Now, with only two episodes left in the series, we turn to Gene’s desperate entry into this cancer patient’s home in a decision that feels like it could make for his post-Walt and Jesse- Life as was its initial appearance to hers.

Crazy observations

  • Francesca’s call to Gene also provides a crucial update on Skyler White: pHe made a deal with the authorities, so apparently Walt’s lottery ticket, the one he promised would lead to the location of Hank and Gomey’s bodies, worked.
  • Shoutout to Tina Parker for her outstanding performance as Francesca, who definitely ended up at the wrong end of Saul’s business. We’re hoping there was a decent amount of cash in the package she pulled out of the water Pipe.

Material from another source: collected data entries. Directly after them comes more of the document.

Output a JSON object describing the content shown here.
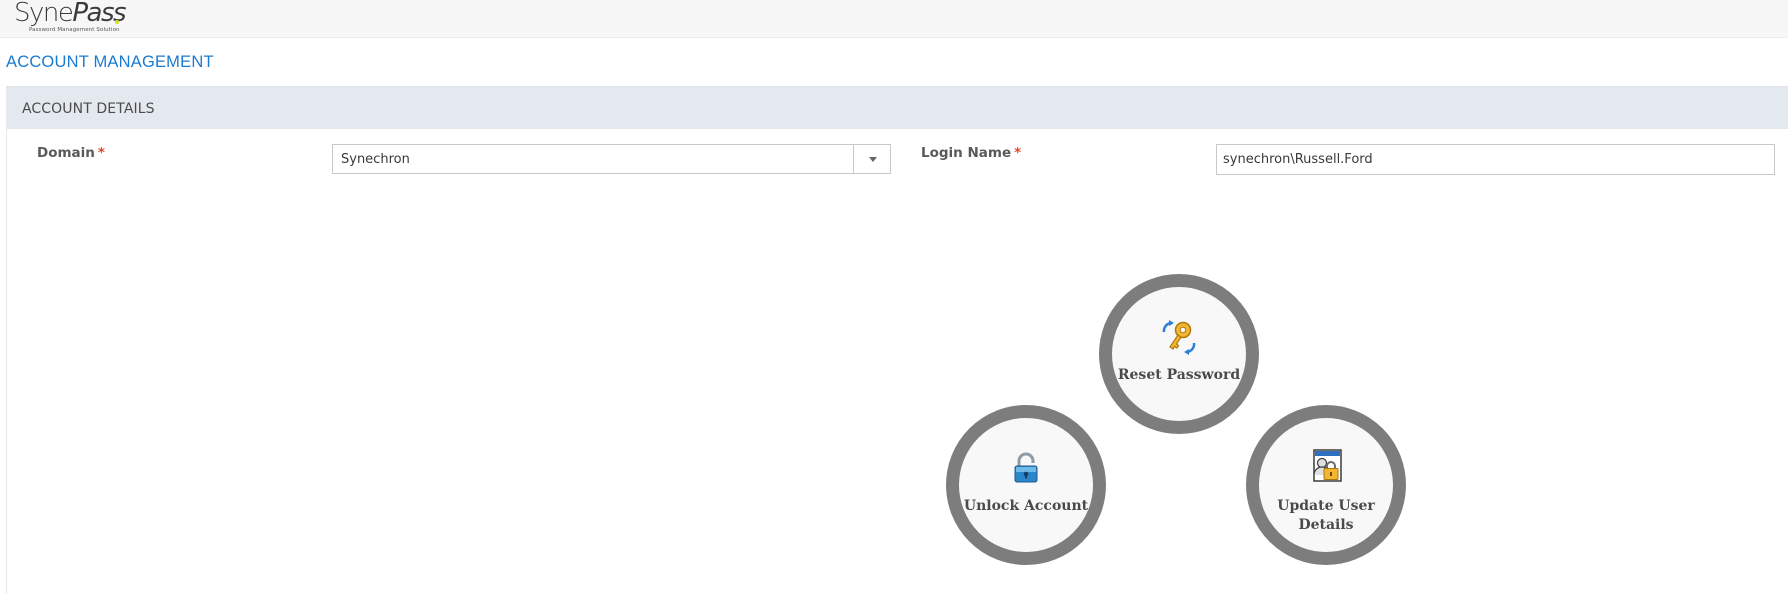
{
  "brand": {
    "logo_text_a": "Syne",
    "logo_text_b": "Pass",
    "logo_tagline": "Password Management Solution"
  },
  "page": {
    "title": "ACCOUNT MANAGEMENT"
  },
  "panel": {
    "title": "ACCOUNT DETAILS",
    "domain": {
      "label": "Domain",
      "required_mark": "*",
      "selected": "Synechron"
    },
    "login_name": {
      "label": "Login Name",
      "required_mark": "*",
      "value": "synechron\\Russell.Ford"
    }
  },
  "actions": {
    "reset_password": {
      "label": "Reset Password",
      "icon": "key-refresh-icon"
    },
    "unlock_account": {
      "label": "Unlock Account",
      "icon": "padlock-icon"
    },
    "update_user_details": {
      "label_line1": "Update User",
      "label_line2": "Details",
      "icon": "user-card-lock-icon"
    }
  },
  "colors": {
    "accent": "#1a7ad1",
    "required": "#e0482c",
    "panel_header": "#e4e9f0",
    "action_ring": "#7d7d7d"
  }
}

  • there is nThat’s not how we find out the contents of Gene’s call to Kim’s work place in Florida, right? Could this even mean another appearance by Rhea Seehorn before the series ends?
  • Super clever casting: Alfred Hawthorne, the obnoxious first character in Gene’s identity theft bar scam, was brilliantly portrayed by Devin Ratray, who played Kevin McAllister’s obnoxious older brother Buzz Home alone.
  • Two more great callbacks from Gene: He skips Saul’s fads, but he does drink (or not drink as it is Part of the scam) Moscow mules with one of the ID theft signs and also procures a Chi Machine, the foot massager Saul uses in his breaking Bad days. Was that just because it was a safe way to privately embrace his Saul past? Or was the machine a physical necessity to deal with the stress of returning to an active life of crime?